When you think of suicide remind yourself that the people who love you will feel the pain you feel. That thought has made the difference for me.
This season is such a struggle. The grocery store ads, car ads, amazon, target, Walmart, on and on. It’s impossible to watch tv without reminders of families gathered around the table, skiing, playing in the snow.
Such painful reminders to this of us who have lost loved ones and will not be having family gatherings around the table, or playing in the snow. It seems the only reprieve is to turn off the tv.
“Helpful” friends say we should attend holiday gatherings where we’re only aware of being a party of one. The best escape method is to stay at home.
Going into my fourth holiday season is somewhat easier but I’m anxious for it to be done already. Too many painful reminders.
I’m so glad I found this supportive community, those who understand the pain.

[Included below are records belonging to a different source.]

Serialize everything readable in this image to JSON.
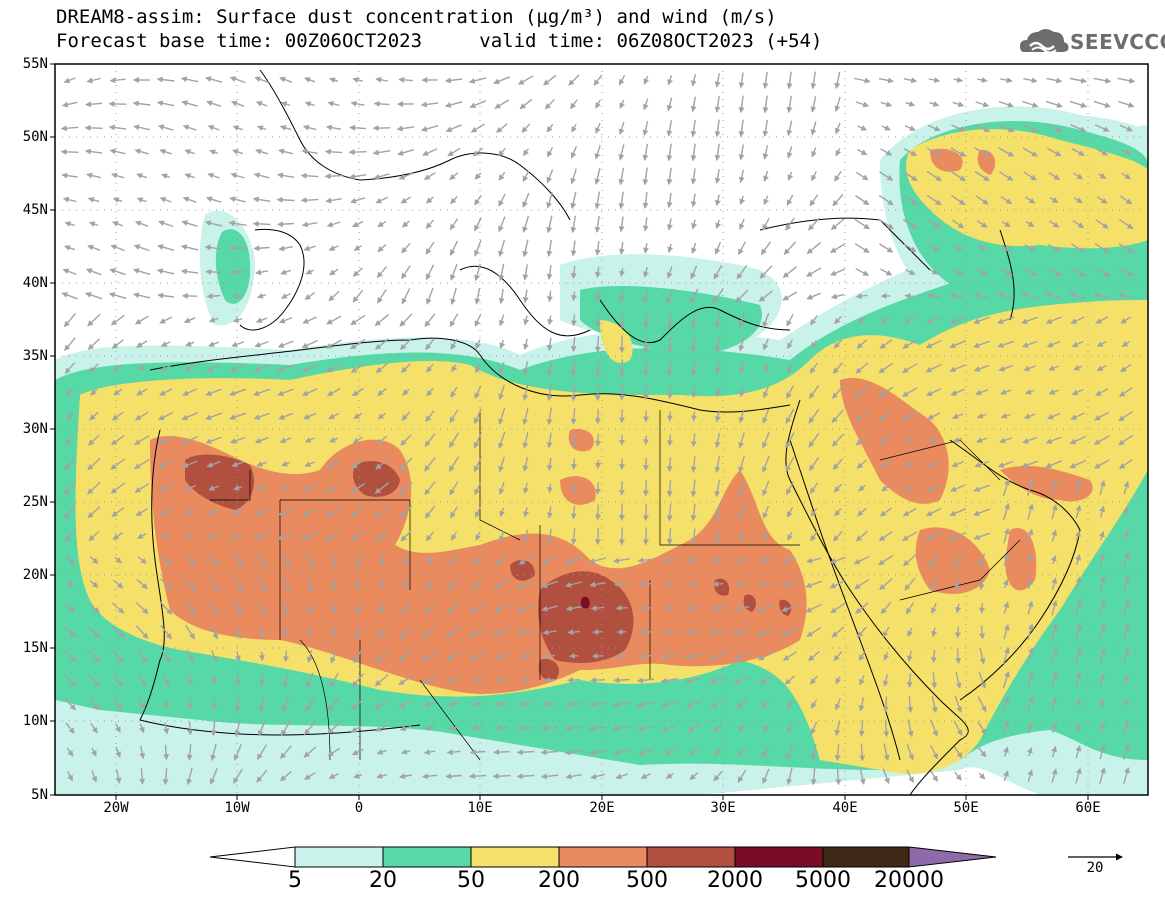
{
  "title_line1": "DREAM8-assim: Surface dust concentration (µg/m³) and wind (m/s)",
  "title_line2_left": "Forecast base time: 00Z06OCT2023",
  "title_line2_right": "valid time: 06Z08OCT2023 (+54)",
  "logo_text": "SEEVCCC",
  "lat_labels": [
    "55N",
    "50N",
    "45N",
    "40N",
    "35N",
    "30N",
    "25N",
    "20N",
    "15N",
    "10N",
    "5N"
  ],
  "lon_labels": [
    "20W",
    "10W",
    "0",
    "10E",
    "20E",
    "30E",
    "40E",
    "50E",
    "60E"
  ],
  "colorbar": {
    "labels": [
      "5",
      "20",
      "50",
      "200",
      "500",
      "2000",
      "5000",
      "20000"
    ],
    "colors": [
      "#c8f2ea",
      "#57d9a7",
      "#f5e06a",
      "#e98a5f",
      "#b1503f",
      "#7a0d25",
      "#3e2a17"
    ],
    "under_color": "#ffffff",
    "over_color": "#8d6aa8"
  },
  "wind_reference_value": "20",
  "colors": {
    "arrow": "#a3a3a3",
    "coast": "#000000",
    "grid": "#9a9a9a"
  }
}
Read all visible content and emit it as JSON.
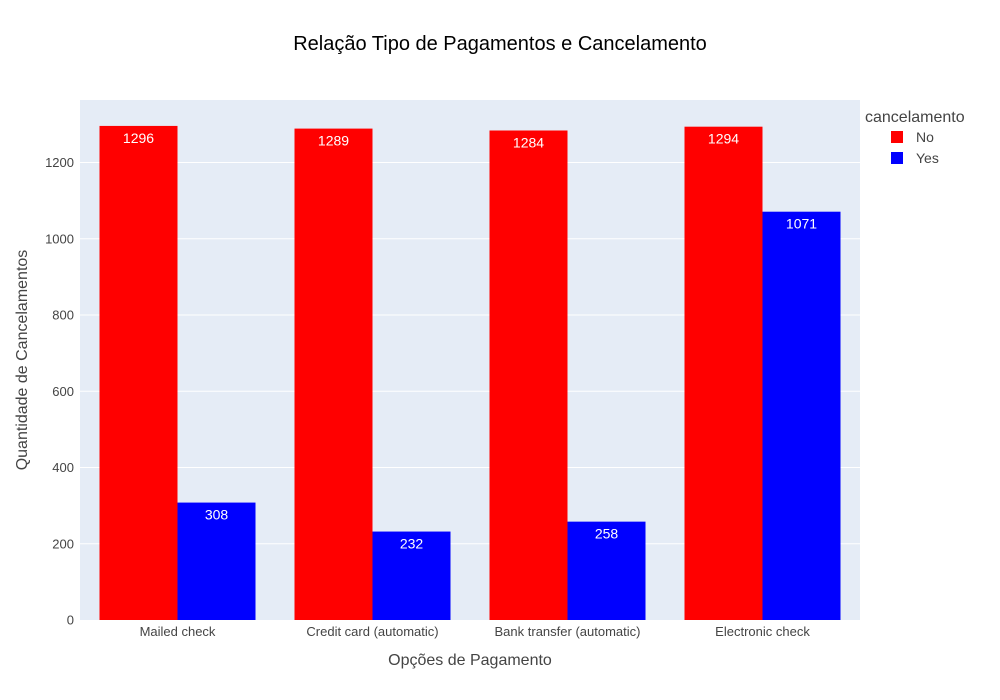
{
  "chart_data": {
    "type": "bar",
    "title": "Relação Tipo de Pagamentos e Cancelamento",
    "xlabel": "Opções de Pagamento",
    "ylabel": "Quantidade de Cancelamentos",
    "categories": [
      "Mailed check",
      "Credit card (automatic)",
      "Bank transfer (automatic)",
      "Electronic check"
    ],
    "series": [
      {
        "name": "No",
        "color": "#ff0000",
        "values": [
          1296,
          1289,
          1284,
          1294
        ]
      },
      {
        "name": "Yes",
        "color": "#0000ff",
        "values": [
          308,
          232,
          258,
          1071
        ]
      }
    ],
    "ylim": [
      0,
      1364
    ],
    "yticks": [
      0,
      200,
      400,
      600,
      800,
      1000,
      1200
    ],
    "grid": true,
    "legend": {
      "title": "cancelamento",
      "placement": "top-right"
    },
    "plot_background": "#e5ecf6"
  }
}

This will be my third Christmas without my daughter, who died in a horrific car accident August of 2017… just last night I completely lost it, wrote a huge post to the Facebook group of The Compassionate Friends, a group for grieving parents who’ve lost a child. I just am overwhelmed with the barrage of Christmas that starts November 1 and continues into January…. I don’t need any more reminders that Katie is gone from me and my family. But that is the glaring message I get, shouted at me through movies, advertisements, commercials, store p.a. Systems, shopping malls, schools…. the message that my Christmas family, so perfectly depicted in song and in vision everywhere, is now so horribly flawed; torn apart; fractured; not the norm; damaged. The family I once dreamed of has been torn apart by this monster named grief. And that monster has my darling daughter clenched in it’s dreadful jaws, it shakes her lifeless body mockingly in my face, tormenting me with that horrendous truth: “She’s gone…. she’s gone….Katie’s gone, and Your life is upended right now”….for however long, who knows. It feels like forever already, and yet at the same time it feels like yesterday that I answered that loud persistent knocking on my front door at just before 7 am, a strange time to have people at your door, for sure. The combination of those facts, registering and computing within my just-women-up brain, sounds alarms, get the heart pounding, and it’s when you open the door carefully that all of a sudden your throat is parched dry and you find you can’t breathe as you first catch sight of the two uniformed grim faced RCMP officers standing on the other side…….
I think I’m going to get ear plugs for when I have to go into the grocery store from now on, for during this season that I once welcomed with delight.
Hearing “ I’ll Be Home For Christmas” wafting through the speakers above, even if just one more time, will be my final undoing.
Maybe next year I’ll be stronger.
( I miss you Katie-Bird, forever and ever, up to the moon and back.)
-your Mumma
I was just thinking the same thing before I read your comment…I need to start keeping ear buds in my purse again for drowning out all that music in stores. Thank you for saying that. I thought maybe I was just being crazy.
For me its the loneliness, of being on my own…….I still have my memories of happy holidays, happy Christmas times, now the days drag on….guess many people are in the same situation….xx
Everyone in my immediate family – mother, father, and two years ago, my kid sister – died within 2 weeks of Christmas.